Le gouvernement exerce pleinement ses attributions

La Constitution le stipule : chef de l’Etat et chef du gouvernement, chacun travaille désormais dans le respect des prérogatives de l’autre. Le Roi continue à s’impliquer dans les domaines qui lui tiennent à cœur, ceux du développement social à travers l’INDH. Mais également ceux des grands chantiers structurants. Des domaines qui dépassent, par leur portée aussi bien temporelle que stratégique, les cinq années du mandat d’un gouvernement. Le Roi reste l’arbitre, le recours mais également celui qui impulse la dynamique des grands chantiers de développement ou celle de l’évolution des lois régissant la société. On l’a vu avec Tanger Med, par exemple, on l’a aussi vécu avec la nouvelle Moudawana, en 2004 ou encore la réforme du Code de la nationalité, en 2007.

Autre changement à retenir, la cadence des conseils des ministres a été relevée. Nous sommes passés d’une moyenne de deux réunions par an en 2007, trois entre 2008 et 2010 à quatre pour les six premiers mois de cette année. Même si ces conseils sont, selon la Constitution, destinés à entériner des décisions, textes ou plans d’ordre stratégique, le Roi, conscient des enjeux de transition pour un premier gouvernement, chapeauté par un parti sans expérience dans l’Exécutif et qui s’essaie aux nouveaux pouvoirs qui lui sont conférés, tient à accompagner la dynamique.

Enfin, autre message sans doute précurseur de la future installation du régime de la régionalisation avancée, ces conseils se tiennent désormais en dehors des habituelles capitales administrative et économique. Le Roi se réunit désormais avec les ministres, qui exercent désormais, tous, sans exception, pleinement leur attribution, à Nador comme à Oujda. Il n’hésite pas non plus à donner un coup de pouce à l’un d’eux quand la volonté de changement est sincère et manifeste.

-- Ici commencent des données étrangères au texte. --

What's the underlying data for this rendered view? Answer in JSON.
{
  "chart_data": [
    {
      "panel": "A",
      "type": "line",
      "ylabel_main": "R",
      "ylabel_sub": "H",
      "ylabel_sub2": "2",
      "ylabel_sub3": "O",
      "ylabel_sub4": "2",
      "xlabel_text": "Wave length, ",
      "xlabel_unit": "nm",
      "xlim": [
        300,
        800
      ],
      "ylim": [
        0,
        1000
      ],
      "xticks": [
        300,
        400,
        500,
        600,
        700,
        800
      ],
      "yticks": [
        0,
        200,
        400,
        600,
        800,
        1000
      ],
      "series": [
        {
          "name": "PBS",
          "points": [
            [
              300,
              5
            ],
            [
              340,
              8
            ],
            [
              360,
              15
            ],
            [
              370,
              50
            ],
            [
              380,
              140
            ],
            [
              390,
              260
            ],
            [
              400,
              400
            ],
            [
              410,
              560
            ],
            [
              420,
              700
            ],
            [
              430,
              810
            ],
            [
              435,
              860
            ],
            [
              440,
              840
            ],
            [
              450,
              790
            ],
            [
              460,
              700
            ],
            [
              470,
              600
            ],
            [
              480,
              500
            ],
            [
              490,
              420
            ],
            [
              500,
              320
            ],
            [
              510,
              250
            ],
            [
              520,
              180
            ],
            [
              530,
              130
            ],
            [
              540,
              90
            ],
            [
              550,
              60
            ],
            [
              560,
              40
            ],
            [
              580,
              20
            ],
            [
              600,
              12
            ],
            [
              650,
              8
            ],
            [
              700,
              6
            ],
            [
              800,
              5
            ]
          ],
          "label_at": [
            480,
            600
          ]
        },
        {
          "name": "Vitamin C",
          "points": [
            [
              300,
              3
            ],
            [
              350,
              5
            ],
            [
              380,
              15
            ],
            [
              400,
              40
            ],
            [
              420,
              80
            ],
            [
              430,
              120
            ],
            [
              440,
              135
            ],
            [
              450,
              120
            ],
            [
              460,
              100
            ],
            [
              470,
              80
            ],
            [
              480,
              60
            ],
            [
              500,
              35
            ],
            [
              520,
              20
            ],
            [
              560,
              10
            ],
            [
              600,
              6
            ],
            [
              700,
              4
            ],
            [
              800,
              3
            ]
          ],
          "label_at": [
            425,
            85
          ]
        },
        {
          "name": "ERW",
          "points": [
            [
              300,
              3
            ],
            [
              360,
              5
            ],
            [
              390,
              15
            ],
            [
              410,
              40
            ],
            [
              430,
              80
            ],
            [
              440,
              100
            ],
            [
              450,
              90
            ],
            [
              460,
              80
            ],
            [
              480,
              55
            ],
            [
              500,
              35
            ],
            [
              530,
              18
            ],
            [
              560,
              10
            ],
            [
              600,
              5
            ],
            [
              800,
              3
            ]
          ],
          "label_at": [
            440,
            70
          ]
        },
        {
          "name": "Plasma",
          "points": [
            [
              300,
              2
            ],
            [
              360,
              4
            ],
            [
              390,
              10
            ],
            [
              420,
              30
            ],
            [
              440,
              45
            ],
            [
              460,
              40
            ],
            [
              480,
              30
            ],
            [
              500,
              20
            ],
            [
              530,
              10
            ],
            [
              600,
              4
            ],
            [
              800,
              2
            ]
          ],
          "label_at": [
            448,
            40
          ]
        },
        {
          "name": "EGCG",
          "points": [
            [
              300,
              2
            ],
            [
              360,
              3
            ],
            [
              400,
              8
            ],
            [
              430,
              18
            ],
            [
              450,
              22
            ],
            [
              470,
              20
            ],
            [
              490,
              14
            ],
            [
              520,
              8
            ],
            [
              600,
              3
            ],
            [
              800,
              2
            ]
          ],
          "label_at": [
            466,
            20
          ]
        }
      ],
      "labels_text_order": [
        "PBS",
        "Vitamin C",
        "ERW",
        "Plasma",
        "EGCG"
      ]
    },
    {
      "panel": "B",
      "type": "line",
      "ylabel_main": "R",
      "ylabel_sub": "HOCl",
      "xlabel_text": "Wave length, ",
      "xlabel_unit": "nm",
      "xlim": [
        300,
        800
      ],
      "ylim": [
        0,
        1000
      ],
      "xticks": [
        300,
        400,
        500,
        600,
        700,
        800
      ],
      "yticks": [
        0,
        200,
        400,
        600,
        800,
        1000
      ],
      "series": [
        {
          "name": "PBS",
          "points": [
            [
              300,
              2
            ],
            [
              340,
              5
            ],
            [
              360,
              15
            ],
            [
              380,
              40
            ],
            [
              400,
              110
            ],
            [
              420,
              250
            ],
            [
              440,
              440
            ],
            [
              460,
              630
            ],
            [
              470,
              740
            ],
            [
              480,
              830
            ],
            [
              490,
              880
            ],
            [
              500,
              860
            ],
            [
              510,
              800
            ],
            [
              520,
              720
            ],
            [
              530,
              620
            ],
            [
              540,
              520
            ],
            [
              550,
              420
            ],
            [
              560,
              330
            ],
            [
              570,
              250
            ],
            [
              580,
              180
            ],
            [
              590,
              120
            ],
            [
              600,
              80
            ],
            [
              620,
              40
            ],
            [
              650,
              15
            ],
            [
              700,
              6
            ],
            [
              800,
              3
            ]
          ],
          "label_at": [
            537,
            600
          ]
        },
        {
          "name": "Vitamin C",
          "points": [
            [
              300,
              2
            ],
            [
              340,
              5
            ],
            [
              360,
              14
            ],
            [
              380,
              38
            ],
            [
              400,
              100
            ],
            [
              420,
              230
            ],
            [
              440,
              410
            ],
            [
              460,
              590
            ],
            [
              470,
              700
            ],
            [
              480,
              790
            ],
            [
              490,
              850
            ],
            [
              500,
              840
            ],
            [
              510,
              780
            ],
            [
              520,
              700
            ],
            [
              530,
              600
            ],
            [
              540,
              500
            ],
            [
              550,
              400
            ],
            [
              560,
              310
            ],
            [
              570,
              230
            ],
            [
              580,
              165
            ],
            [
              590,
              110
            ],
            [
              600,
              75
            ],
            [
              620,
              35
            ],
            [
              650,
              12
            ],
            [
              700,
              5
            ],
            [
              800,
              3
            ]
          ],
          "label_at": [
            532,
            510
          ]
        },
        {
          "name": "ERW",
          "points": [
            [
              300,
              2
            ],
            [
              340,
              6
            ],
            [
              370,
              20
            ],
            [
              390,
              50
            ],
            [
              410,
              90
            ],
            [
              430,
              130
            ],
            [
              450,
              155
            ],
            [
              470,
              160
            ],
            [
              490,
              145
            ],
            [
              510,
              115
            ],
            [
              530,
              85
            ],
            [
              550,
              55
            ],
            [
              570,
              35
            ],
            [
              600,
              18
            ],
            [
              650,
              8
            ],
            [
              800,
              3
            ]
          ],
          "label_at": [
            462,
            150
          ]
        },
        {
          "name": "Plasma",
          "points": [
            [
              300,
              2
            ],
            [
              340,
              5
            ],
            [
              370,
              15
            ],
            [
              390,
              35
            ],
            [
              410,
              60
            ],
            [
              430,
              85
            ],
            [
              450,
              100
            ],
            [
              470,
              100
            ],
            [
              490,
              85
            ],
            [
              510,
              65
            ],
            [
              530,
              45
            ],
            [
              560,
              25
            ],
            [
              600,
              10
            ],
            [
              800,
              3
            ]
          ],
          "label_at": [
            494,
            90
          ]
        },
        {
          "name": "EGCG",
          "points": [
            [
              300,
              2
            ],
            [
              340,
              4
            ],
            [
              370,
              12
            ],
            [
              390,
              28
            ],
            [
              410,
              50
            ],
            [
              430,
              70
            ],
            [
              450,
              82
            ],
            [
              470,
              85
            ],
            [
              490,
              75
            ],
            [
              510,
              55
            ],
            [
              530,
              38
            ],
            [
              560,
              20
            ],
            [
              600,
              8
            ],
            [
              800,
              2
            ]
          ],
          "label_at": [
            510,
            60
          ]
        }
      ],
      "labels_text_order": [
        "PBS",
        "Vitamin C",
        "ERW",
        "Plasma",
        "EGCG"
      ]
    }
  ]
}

Cela a été le cas, il y a quelques semaines, lorsqu’il a donné son approbation et reçu les membres de la Haute instance du dialogue social sur la justice dont les membres ont été désignés par le ministre de la justice et des libertés.
Au final, le Maroc est entré dans une autre ère, celle où le Souverain a recadré les rapports entre les institutions tout en veillant à demeurer cet arbitre suprême auquel le recours est nécessaire quand les enjeux politiques, économiques ou sociétaux risquent de faire les frais de la subjectivité du politique. Il reste également, le Commandeur des croyants : vital, en ces temps de radicalisation à tout-va.